This weekend we were thrilled to be invited along to review Inside, an immersive and interactive show from What’s Coming Out of the Box? Set on a campsite, Inside is inspired by experiences inside the womb, and takes toddlers on a multi-sensory journey from conception to birth. With different versions to suit the different developmental stages within its suggested age range of 1-4, Inside has been specially devised for children to experience alongside their families. The result is an intimate encounter which works both as a standalone experience and as an opportunity to explore one of the big questions posed by small people (“What was it like inside Mummy’s tummy?”)
From the very beginning, this is an interactive experience, with the children greeted outside the theatre and handed a backpack before being escorted to the campsite. Shoes off, they crowd around a paddling pool full of seeds, which they are encouraged to feel before collecting a few in a specimen tube which is filled with water and a unique dye that identifies it as theirs. Then off they march to deliver their precious specimen to an incubator, from which it will be retrieved at the end of the show. Bowls filled with bubbles add to the sensory experience, and ensure that each child remains occupied as the others complete their seed ritual. Then it’s into the tent which provides the setting for the majority of the action. Lined with crocheted blankets and piles of cushions, it is cosy and clearly evocative of the safety of the womb.
Inside the tent, we explore the relationship between the inside and outside. An innovative range of techniques that include shadow puppetry, live sound-making and object theatre are used to bring sights, sounds, smells and even tastes into the tent. The children are an integral part of the performance, with the cast clearly feeding off their reactions and adapting to their audience. Nobody is forced to participate, nor are they required to sit still or stay quiet. It is their moment, to experience how they choose. From amazement at lights darting outside the tent, to disgust at the slices of banana offered (at least Mrs Mummy enjoyed hers!) and guffaws of laughter at a balloon noisily letting out air, it is an organic experience with the child at its centre. And as the experience comes to an end, the children are invited to collect their seeds, which will continue to grow throughout the day. They also emerge brandishing balloons, because this experience has been developed in consultation with parents and nursery professionals who are fully aware that, ultimately, the key to a child’s heart is latex filled with air.
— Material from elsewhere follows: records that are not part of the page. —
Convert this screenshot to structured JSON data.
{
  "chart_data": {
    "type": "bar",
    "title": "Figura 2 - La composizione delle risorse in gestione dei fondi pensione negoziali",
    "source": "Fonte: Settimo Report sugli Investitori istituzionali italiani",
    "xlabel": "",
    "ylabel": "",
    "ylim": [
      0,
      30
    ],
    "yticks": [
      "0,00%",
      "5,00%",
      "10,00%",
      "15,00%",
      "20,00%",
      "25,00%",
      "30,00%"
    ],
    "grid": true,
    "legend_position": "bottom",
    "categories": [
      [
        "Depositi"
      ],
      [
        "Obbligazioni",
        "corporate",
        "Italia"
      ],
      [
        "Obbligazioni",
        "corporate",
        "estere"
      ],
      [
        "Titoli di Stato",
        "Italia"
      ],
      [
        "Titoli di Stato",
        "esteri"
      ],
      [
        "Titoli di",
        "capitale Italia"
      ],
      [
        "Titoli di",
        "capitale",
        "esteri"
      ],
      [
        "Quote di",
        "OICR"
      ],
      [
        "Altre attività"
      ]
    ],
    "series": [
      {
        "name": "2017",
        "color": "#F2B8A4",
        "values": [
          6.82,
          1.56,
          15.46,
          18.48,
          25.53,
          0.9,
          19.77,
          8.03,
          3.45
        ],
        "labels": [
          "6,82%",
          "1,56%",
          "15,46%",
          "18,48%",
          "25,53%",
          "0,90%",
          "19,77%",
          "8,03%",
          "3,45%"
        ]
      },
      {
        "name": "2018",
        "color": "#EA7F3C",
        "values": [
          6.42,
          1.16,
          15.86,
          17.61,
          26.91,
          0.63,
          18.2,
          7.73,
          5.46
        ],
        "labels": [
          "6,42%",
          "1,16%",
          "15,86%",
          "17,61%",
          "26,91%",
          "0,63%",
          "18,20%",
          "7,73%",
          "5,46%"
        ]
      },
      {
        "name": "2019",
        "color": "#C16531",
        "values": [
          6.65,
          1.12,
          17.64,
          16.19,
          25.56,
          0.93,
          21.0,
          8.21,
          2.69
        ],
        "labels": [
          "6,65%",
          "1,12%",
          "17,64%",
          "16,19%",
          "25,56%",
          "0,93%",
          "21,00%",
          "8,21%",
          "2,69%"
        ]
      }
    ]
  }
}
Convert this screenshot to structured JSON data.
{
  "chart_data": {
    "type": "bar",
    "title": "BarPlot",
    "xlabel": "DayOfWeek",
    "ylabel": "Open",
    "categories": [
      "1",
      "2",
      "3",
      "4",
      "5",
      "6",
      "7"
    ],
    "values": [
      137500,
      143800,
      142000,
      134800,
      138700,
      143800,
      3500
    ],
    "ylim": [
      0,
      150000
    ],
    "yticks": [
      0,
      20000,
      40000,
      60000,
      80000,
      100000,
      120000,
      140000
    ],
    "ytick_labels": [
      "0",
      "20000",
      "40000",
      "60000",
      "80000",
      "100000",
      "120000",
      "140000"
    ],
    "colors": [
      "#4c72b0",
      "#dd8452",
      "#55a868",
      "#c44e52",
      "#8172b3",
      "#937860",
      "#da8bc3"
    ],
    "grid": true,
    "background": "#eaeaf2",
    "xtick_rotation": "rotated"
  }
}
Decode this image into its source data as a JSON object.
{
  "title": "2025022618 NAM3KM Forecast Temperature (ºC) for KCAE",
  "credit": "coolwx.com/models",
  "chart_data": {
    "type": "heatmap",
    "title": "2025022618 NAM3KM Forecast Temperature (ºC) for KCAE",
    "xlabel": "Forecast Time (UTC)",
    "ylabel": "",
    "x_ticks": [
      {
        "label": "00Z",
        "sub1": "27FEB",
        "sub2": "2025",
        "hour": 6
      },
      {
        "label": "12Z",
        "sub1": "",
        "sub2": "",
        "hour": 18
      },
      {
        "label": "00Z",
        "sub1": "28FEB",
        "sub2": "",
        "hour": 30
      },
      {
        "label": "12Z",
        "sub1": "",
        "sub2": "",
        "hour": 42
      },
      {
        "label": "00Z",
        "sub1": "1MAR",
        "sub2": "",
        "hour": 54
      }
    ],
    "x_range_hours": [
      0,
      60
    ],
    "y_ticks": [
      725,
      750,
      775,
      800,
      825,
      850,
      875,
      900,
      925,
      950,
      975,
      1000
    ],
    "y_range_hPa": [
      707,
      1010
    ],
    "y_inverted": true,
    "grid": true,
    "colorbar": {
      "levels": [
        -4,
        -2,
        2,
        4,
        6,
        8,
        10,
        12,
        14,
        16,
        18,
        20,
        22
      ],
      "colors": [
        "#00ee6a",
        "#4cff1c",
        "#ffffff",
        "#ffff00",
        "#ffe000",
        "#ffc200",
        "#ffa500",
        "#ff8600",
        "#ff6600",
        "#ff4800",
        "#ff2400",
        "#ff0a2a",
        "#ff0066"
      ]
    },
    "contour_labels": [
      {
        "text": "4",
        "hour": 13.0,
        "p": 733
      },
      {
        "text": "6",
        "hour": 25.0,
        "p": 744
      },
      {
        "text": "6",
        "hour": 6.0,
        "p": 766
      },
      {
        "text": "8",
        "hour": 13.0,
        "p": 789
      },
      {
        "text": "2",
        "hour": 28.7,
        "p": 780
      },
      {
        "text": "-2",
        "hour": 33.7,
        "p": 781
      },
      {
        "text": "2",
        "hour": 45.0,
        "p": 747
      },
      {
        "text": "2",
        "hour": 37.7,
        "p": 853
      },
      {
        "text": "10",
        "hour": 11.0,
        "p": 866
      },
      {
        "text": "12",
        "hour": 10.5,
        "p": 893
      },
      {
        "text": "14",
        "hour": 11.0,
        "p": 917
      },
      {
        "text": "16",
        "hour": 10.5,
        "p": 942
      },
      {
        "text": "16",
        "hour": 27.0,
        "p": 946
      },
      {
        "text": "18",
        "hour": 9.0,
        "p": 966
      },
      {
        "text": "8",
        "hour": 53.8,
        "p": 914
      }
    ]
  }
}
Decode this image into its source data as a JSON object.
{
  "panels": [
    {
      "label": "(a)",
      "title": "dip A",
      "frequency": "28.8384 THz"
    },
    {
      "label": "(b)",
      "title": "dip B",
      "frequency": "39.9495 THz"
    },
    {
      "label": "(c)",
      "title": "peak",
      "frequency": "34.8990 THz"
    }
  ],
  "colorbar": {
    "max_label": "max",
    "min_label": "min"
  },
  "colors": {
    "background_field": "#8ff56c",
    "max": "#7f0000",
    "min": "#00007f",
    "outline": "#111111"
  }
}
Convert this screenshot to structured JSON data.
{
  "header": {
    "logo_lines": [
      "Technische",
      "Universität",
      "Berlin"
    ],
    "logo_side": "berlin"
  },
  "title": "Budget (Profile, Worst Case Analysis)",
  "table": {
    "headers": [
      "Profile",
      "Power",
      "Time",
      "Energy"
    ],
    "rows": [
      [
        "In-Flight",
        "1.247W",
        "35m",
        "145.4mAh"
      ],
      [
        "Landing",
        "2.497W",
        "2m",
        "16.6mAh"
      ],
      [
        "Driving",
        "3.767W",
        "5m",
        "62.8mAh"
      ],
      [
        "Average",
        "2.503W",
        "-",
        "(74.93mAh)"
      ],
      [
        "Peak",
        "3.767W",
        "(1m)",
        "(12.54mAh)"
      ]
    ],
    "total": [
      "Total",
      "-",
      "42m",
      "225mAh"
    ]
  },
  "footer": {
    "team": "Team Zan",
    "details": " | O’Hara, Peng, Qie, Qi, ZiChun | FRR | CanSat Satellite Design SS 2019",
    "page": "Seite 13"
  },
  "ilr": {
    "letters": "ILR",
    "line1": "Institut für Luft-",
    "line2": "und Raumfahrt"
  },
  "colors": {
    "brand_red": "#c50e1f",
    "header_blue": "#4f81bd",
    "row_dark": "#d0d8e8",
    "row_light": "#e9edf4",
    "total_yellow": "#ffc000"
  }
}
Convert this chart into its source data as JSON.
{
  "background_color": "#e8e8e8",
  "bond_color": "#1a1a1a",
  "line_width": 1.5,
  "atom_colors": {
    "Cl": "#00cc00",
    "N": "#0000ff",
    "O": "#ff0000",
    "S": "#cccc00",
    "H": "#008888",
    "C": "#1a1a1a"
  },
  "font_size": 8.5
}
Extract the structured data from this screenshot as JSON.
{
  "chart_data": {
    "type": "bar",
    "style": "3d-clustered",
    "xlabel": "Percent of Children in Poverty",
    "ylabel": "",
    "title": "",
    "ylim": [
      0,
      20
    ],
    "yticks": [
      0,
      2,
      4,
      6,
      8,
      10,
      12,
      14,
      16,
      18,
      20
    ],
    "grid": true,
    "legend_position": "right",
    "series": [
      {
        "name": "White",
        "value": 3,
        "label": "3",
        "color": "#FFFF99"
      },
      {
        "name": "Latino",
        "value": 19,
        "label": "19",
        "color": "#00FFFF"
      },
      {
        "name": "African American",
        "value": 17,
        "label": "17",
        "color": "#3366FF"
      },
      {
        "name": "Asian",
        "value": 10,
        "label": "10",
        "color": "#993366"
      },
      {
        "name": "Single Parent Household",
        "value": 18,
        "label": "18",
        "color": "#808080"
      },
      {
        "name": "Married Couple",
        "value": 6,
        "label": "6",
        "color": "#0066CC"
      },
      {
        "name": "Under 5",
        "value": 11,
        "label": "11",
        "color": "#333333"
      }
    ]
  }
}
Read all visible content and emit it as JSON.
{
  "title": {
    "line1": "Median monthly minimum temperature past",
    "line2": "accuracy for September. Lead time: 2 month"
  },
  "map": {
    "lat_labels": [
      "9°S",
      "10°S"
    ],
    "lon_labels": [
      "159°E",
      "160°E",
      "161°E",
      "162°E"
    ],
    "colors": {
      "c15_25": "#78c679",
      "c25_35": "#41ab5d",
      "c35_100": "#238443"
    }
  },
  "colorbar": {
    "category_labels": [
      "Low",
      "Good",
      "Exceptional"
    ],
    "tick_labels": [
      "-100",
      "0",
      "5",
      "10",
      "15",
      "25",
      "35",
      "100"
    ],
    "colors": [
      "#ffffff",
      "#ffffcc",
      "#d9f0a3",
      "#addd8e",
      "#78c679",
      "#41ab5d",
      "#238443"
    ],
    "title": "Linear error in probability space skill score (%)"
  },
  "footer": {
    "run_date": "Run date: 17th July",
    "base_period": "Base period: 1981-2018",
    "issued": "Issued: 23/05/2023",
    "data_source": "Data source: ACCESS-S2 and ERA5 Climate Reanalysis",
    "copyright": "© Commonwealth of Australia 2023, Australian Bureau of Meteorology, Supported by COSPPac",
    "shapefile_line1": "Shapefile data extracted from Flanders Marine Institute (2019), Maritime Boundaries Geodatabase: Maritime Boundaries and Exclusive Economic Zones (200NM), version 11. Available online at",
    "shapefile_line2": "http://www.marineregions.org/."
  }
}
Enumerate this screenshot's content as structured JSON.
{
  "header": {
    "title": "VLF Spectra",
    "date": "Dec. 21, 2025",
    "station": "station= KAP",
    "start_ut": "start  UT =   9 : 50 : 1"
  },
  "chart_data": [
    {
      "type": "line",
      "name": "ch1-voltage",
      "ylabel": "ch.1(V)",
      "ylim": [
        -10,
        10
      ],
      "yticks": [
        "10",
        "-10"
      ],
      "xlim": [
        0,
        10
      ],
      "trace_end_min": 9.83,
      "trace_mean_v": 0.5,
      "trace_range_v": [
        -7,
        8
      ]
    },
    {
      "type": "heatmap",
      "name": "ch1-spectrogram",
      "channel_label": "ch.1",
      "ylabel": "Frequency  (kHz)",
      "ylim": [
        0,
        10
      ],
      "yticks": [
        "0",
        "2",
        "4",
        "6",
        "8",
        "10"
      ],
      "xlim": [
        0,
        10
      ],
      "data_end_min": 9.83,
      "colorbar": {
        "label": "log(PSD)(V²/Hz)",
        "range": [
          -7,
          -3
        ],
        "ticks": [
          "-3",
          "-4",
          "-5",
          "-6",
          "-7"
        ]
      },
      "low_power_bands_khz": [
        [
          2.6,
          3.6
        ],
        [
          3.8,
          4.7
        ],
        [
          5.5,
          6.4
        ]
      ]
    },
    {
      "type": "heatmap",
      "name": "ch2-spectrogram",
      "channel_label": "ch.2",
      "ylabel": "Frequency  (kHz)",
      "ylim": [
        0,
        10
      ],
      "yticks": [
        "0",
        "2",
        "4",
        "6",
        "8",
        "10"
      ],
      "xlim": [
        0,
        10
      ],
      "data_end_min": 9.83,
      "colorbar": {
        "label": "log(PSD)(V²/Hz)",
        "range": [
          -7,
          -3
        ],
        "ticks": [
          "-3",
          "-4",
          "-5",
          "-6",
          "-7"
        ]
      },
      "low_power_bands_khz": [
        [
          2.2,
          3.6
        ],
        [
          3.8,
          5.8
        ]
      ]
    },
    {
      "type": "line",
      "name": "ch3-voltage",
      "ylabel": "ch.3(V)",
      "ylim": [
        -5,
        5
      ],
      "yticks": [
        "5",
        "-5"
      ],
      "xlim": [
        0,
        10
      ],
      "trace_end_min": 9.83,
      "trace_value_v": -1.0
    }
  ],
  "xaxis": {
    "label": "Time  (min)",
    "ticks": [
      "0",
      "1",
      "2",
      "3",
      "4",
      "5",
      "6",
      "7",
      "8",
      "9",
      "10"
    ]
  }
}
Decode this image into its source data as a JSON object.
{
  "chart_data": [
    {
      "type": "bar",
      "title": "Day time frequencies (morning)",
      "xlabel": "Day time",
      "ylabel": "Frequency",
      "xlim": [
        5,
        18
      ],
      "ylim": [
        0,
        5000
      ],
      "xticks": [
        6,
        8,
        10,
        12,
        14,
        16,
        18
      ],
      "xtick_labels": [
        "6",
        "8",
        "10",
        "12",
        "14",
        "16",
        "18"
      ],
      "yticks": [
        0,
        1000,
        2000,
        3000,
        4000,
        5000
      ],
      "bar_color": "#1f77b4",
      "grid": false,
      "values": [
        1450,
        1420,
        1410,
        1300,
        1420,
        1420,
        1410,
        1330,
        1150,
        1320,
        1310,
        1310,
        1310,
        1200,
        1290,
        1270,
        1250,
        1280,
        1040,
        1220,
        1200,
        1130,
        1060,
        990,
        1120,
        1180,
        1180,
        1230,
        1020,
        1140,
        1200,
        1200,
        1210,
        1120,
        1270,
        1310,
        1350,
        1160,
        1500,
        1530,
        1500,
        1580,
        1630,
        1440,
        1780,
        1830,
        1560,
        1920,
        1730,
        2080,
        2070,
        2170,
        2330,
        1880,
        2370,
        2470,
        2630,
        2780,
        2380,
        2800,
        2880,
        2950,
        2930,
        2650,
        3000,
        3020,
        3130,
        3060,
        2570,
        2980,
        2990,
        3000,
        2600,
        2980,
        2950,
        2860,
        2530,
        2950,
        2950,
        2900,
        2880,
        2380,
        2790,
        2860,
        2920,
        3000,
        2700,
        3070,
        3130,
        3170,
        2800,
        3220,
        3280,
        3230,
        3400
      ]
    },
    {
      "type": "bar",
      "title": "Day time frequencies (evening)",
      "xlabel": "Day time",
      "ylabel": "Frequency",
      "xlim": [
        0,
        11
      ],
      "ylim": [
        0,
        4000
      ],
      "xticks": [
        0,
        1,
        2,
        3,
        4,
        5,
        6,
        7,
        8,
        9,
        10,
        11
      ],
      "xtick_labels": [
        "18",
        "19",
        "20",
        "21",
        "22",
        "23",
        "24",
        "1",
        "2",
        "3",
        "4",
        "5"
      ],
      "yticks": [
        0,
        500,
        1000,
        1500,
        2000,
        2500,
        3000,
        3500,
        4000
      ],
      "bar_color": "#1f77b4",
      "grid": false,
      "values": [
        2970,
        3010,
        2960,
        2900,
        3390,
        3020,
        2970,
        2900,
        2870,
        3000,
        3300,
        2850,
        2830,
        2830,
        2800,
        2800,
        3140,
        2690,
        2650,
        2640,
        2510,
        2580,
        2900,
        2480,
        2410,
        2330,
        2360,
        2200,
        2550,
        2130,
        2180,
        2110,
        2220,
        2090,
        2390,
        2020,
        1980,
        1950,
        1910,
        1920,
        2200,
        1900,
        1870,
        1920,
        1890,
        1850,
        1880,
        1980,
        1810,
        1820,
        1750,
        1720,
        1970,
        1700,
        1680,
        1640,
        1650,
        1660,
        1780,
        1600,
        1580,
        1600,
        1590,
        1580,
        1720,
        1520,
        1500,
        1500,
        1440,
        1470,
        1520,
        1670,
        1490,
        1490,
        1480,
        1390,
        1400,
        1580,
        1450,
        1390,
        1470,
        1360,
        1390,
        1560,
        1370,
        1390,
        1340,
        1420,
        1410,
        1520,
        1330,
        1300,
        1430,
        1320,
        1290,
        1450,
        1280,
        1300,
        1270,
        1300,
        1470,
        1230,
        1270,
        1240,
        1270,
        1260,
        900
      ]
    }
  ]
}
As adoptive parents of a five and seven year old, we may not have been the obvious target market for this production, but the munchkins were every bit as enthralled as their younger peers. And while the inspiration for the experience is readily apparent to the adults of the audience, its abstract nature means that the children do not need to engage directly with sensitive questions of conception and birth. For those who wish their children to fully engage with the experience on this level, we would recommend telling them what the show is about beforehand. Otherwise, you may find yourself needing to do a fair bit of exposition. For those who think this may be too overwhelming for their children, we would suggest just allowing them to enjoy the experience. If nothing else, it may just plant a seed that you can return to when ready.
Inside is a cleverly designed production which takes its audience back to a time which all of us have experienced, yet none can remember. It can be a place to explore questions asked by curious children, a catalyst for conversation with those who haven’t yet asked, or simply a space for sensory seekers to explore and enjoy. If you have under fives (or older children with sensory needs) we would thoroughly recommend taking them on a journey Inside.